A New York City teacher provides academic intervention
to a small group of children.
So the period for this “duty” comes and I report to the room, and I realize that it is the room reserved for the AIS vacancy–it is not set up, many desks have been pilfered, graffiti has been applied to some of the furniture, there was debris everywhere and there was no chalk, earasers, etc. I had no roster of students, no materials, and no idea exactly WHAT I was supposed to do with this small group. So imagine my surprise when an ENTIRE class shows up for “small group instruction”! No section sheet, no roster, no materials, nothing. There were 21 students in my “small group,” all of whom were so used to not having a teacher this period (it’s been this way since September) that my chance of getting them to actually DO anything was slim to none. 

After this fiasco, I found out that the rest of the CTT teachers were subjected to the same treatment–one was given the homeroom exclusively, and the other pulled to cover a “small group” in this same room. We figured out that instead of HIRING one of the MANY READING ATRs that are currently members of the “School-of-the-Week Club,” they are using the C-6 assignment to avoid hiring a teacher and getting the five of us to teach what is, essentially, a sixth teaching period each day. 

Upon closer scrutiny, I discovered a few more oddities relating to my particular assignment: 
*On two consecutive days, it causes me to teach four periods in a row, a violation of the contract. 
*On two days, we have “voluntary” department meetings during our common prep time (as in, it’s voluntary, but you are still responsible for what happens if you don’t show up). On those two days, this C6 assignment leaves me with NO PREP at all, also a violation. 
*Twenty-one students is NOT a “small group” 
*I was never given a menu of C-6 choices from which to choose (I would NEVER choose more time in front of kids, LOL) 
*I was told by my Chapter Leader that I must have a lesson plan for this period, and that I can be observed in this setting. 
*I must keep track of what I do, and the kids change every day, so I just had my prep time cut by more than half (if you count the lost periods for department meetings, I only have three preps per week now) and was given an extra prep (the “small groups” are a different grade than the one I teach), and another 100 students to keep track of. 

I am considering chucking it all and joining a commune in Vermont. 

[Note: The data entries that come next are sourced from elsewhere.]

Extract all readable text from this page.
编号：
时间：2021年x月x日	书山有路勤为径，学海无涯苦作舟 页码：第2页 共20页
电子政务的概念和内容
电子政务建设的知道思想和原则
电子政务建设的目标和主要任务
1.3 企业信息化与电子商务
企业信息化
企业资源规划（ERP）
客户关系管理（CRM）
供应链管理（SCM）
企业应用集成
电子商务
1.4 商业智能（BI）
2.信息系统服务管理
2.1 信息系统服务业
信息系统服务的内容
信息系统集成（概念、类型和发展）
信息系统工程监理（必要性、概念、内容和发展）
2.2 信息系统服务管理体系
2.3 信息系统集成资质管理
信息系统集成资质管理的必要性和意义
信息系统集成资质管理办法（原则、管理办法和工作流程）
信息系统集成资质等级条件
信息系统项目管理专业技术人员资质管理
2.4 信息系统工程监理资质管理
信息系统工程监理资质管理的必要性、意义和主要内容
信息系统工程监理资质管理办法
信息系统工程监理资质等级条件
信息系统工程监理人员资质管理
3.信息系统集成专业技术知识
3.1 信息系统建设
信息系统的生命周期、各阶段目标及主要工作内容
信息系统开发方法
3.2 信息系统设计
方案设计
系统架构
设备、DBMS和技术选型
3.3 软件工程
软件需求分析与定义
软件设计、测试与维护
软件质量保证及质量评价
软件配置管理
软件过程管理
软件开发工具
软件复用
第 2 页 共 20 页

So, how was everyone else’s week? Me? I need a large glass of pinot grigio, which I will now pour. Any more of this, and I’ll have to start mainlining tequila.

Photo credits: 



  1. These schools need to be named. Do not know if we will return to the same school latter in the school year, but I am willing to take the chance.

  2. @ Tom

    I understand your desire to out the school, however I think it is important to recognize that these schools, in many ways, are carbon copies of one another. The tales of abuse and dehumanization from colleagues and friends are incessant, often times indistinguishable from the story you heard yesterday, last week, last month. Make no mistake about it this madness is pervasive and insidious.

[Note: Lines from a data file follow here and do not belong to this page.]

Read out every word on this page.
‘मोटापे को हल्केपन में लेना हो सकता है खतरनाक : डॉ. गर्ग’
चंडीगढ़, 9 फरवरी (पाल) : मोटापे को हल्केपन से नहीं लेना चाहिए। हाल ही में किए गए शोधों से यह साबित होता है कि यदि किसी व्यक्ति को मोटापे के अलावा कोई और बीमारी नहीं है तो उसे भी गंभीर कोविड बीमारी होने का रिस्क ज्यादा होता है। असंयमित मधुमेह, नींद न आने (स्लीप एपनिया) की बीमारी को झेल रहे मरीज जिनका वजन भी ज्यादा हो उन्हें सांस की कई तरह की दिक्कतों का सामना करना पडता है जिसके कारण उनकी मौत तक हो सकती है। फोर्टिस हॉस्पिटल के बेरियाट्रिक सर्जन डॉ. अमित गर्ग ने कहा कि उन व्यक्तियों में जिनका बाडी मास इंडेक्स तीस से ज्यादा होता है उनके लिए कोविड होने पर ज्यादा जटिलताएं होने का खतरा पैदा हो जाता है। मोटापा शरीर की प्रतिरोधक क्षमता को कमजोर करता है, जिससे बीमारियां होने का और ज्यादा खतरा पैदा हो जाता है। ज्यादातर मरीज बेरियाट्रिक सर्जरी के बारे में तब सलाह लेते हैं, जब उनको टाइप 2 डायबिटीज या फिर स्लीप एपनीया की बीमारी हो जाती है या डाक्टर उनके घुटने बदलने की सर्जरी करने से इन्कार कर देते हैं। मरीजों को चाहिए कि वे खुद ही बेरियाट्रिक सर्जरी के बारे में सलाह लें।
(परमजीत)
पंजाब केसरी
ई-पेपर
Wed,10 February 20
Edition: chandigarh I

    Here is something that I have thought extensively about: Who is their right mind will want to choose education as their life work?

    These tales we tell are now a part of the public consciousness. The birage of attacks both locally and nationally are being seen and heard by young people who are beginning to ask the question, "what do I want to do with my life?"

    They will use all this information to make their determination. I guarantee you that many hearts and minds have and will be shifted away from education.